Mining and Blockchain Basics:
Mining's Purpose: Mining involves adding transaction records to Bitcoin's public ledger, known as the blockchain. The mining process is intentionally resource-intensive and difficult to maintain a steady block creation rate.
Proof of Work: Bitcoin uses the hashcash proof-of-work function, requiring miners to find a hash of a block's header that is lower than or equal to the target. This process involves computational exertion, making it impractical to modify transaction history.
Blockchain and Transaction Confirmation: The blockchain confirms transactions for the network, helping nodes distinguish legitimate transactions from attempted double-spends.
Difficulty and Reward:
Computationally-Difficult Problem: Mining difficulty arises from the requirement that a block's SHA-256 hash must be below the target for network acceptance. This involves numerous attempts and increments of a nonce.

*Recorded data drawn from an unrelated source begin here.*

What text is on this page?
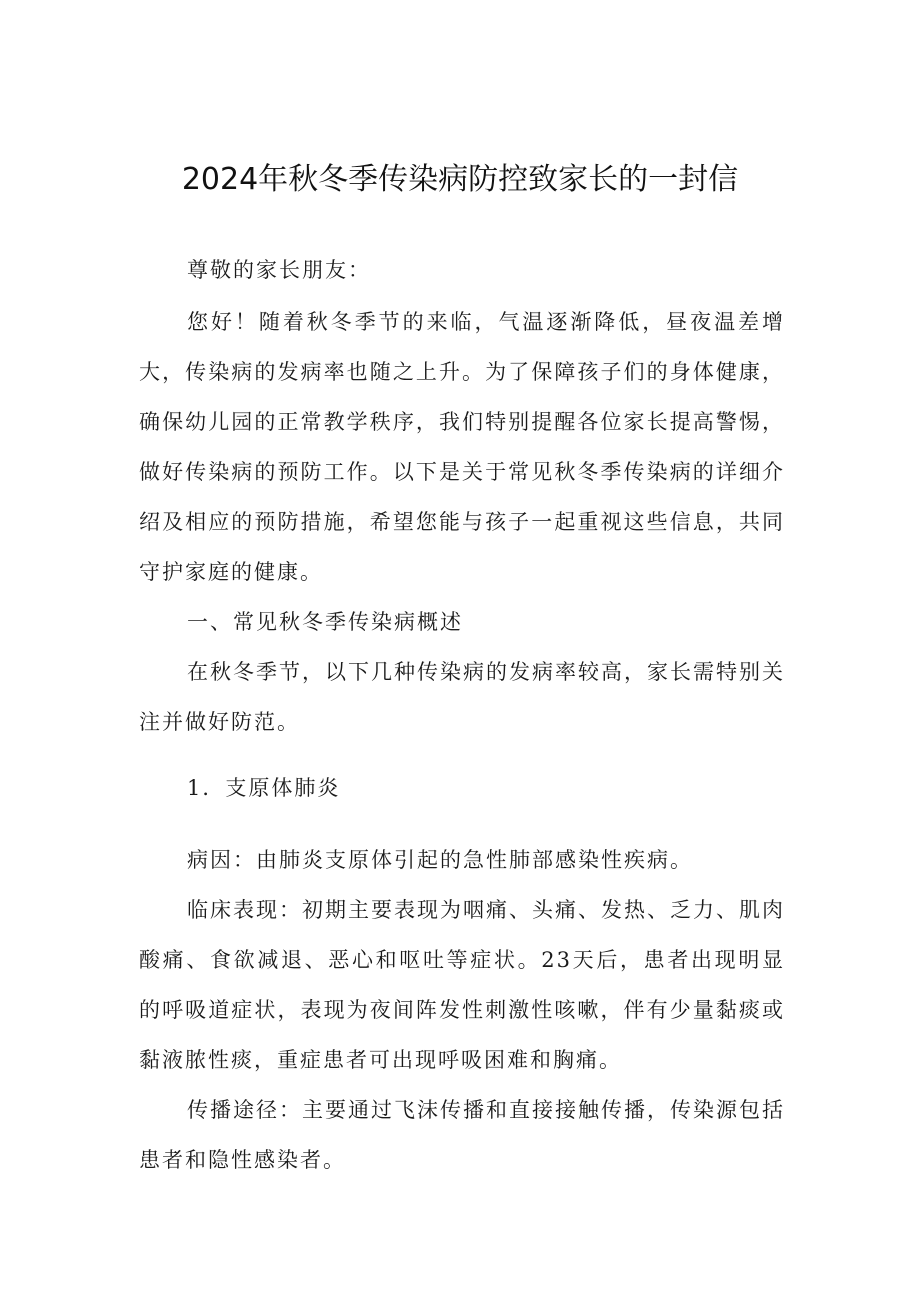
2024年秋冬季传染病防控致家长的一封信

尊敬的家长朋友：

您好！随着秋冬季节的来临，气温逐渐降低，昼夜温差增大，传染病的发病率也随之上升。为了保障孩子们的身体健康，确保幼儿园的正常教学秩序，我们特别提醒各位家长提高警惕，做好传染病的预防工作。以下是关于常见秋冬季传染病的详细介绍及相应的预防措施，希望您能与孩子一起重视这些信息，共同守护家庭的健康。

一、常见秋冬季传染病概述

在秋冬季节，以下几种传染病的发病率较高，家长需特别关注并做好防范。

1．支原体肺炎

病因：由肺炎支原体引起的急性肺部感染性疾病。

临床表现：初期主要表现为咽痛、头痛、发热、乏力、肌肉酸痛、食欲减退、恶心和呕吐等症状。23天后，患者出现明显的呼吸道症状，表现为夜间阵发性刺激性咳嗽，伴有少量黏痰或黏液脓性痰，重症患者可出现呼吸困难和胸痛。

传播途径：主要通过飞沫传播和直接接触传播，传染源包括患者和隐性感染者。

Difficulty Metric: The difficulty metric adjusts every 2,016 blocks, maintaining an average block creation time of ten minutes.
Reward System: Miners receive transaction fees and a subsidy of newly created bitcoins when they discover a block. The current reward is 6.25 bitcoins, halving every 210,000 blocks.
Mining Ecosystem:
Hardware Overview:
- CPU Mining: Initially used but became financially unwise with the advent of GPU mining.
- GPU Mining: Significantly faster and more efficient than CPU mining.
- FPGA Mining: Efficient and fast, comparable to GPU mining.
- ASIC Mining: Application-specific integrated circuits, introduced in 2013, vastly outperform previous technologies.
Mining Services: Mining contractors offer services with specified performance through mining contracts, including cloud mining.
Pools: Mining pools emerged to address income variance, allowing miners to share rewards more evenly.
Historical Context:
Bitcoin's blockchain started on January 3rd, 2009, with the genesis block and a reward of 50 bitcoins to its creator, presumably Satoshi Nakamoto.
Staking:
Staking, a concept in delegated proof-of-stake coins, involves users pooling their stakes to validate transactions and receive rewards. It's an alternative to traditional mining, requiring stable internet connections.
Additional Concepts:
Altcoins and Staking: Many altcoins utilize staking, marketed as an efficient alternative to traditional mining. However, it has potential vulnerabilities, such as the risk of a single entity acquiring enough coins to influence the network.
In conclusion, the world of Bitcoin mining is a complex and dynamic ecosystem, encompassing technical intricacies, hardware innovations, and evolving consensus mechanisms. My in-depth knowledge allows me to navigate these intricacies and provide insights into the intricate workings of cryptocurrency mining.